Thursday, July 26, 2018

Boomers, Defining Marriage All Over Again

Marriage is a funny thing.  How you view it is drastically different if you are a teenager or youth with stars in your eyes compared to your vision of marriage when you have been ensconced in the practice for 20-30 years and looking toward a life in retirement as a married couple.  Baby boomers have experienced every aspect of marriage from that early idealistic stage through divorces, various redefinitions of marriage and now taking their marriages into their retirement years.  It may be that this next transition of marriage will bring as many changes to that special relationship as any that have gone before.

How you view marriage as you move toward your retirement years without a doubt depends on how marriage has gone for you over the decades.  If marriages are rocked with difficulty, separations, and other woes, retirement can bring a new dimension to that tension.  On the other hand, part of the commission of retirement is to begin to seek resolution of life’s struggles so working together with each other in the context of marriage can bring tremendous healing in this phase of life.

Each era of life seems to bring a new opportunity to define marriage and how it will be an important part of life.  When the baby boomer generation became parents, the shift was notable as retailers responded to their emphasis on being good moms and dads and away from youthful issues to some extent.  Then as baby boomers moved through parenting and into the empty nest phase of life, that seemed to bring as many challenges as when that nest filled up with children decades before.

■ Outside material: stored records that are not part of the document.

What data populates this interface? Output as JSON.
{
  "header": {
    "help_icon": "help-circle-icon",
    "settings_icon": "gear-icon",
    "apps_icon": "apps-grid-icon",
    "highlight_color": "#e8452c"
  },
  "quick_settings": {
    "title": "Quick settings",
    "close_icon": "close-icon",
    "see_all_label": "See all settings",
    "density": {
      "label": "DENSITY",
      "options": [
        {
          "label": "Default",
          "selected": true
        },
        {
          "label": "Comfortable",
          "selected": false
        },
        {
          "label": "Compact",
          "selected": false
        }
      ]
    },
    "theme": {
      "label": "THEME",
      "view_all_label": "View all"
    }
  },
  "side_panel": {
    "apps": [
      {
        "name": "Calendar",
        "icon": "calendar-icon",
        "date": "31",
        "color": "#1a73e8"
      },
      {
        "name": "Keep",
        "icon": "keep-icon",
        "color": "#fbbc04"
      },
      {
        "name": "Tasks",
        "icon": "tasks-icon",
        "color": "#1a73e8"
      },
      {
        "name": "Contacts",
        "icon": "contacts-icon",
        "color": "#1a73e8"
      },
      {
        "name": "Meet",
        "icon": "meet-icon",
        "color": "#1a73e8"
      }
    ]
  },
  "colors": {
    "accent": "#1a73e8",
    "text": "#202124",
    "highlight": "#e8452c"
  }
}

There is no question that real life in the context of a very real and functional marriage, even with the problems that it brings is also a huge resource for us throughout life’s journey.  While sometimes the romance can escape from the marriage relationship if life brings struggles and as our bodies go through changes, that partnership and intimacy of a relationship is an incredible resource for coping with the big changes all baby boomers have had to face over the years.

This is the good thing about hanging in there with that marriage until you get to the stage of life most baby boomers are moving toward in this decade.  The things that can rob a marriage of romance during the working part of your married years are the coming of children, the hard work of raising them, keeping a career moving forward in the tough business settings we have experienced in the last three decades and seeing your own relationship evolve under that kind of “pressure cooker” environment.  

But a significant amount of those pressures begin to lift when you are able to perhaps scale back the work life, enjoy the fruits of your labors and let the kids get out on their own.  So that side of the pre-retirement years can actually be a fertile setting for a new romantic life between husband and wife to spring up.  Many couples, as they leave the world of parenting behind, experience such late in life romantic rebirths.  And this kind of late springtime in your relationship with your long-time spouse can bring the birth of new creativity in many parts of your life making it one of the happiest phases of life for you and your husband or wife.

A marriage gets tested throughout youth and middle age and marriages that survive do so because of mutual support and the ability to accept the other member of the marriage and compromise.  Since these traits will be well established in your relationship as you move into your fifties and sixties together, they will be a continuous resource to you as you face retirement issues, dealing with being a grandparent and being wise counsel for children who are facing life’s struggles for the first time.

But baby boomers should not be surprised if they see their marriages continue to change, grow and mature in new directions as each partner explores this phase of life for the first time as well.  A marriage is a living thing so we can take joy from seeing it become something new each new decade as, as we have done often in the past, we start defining marriage all over again.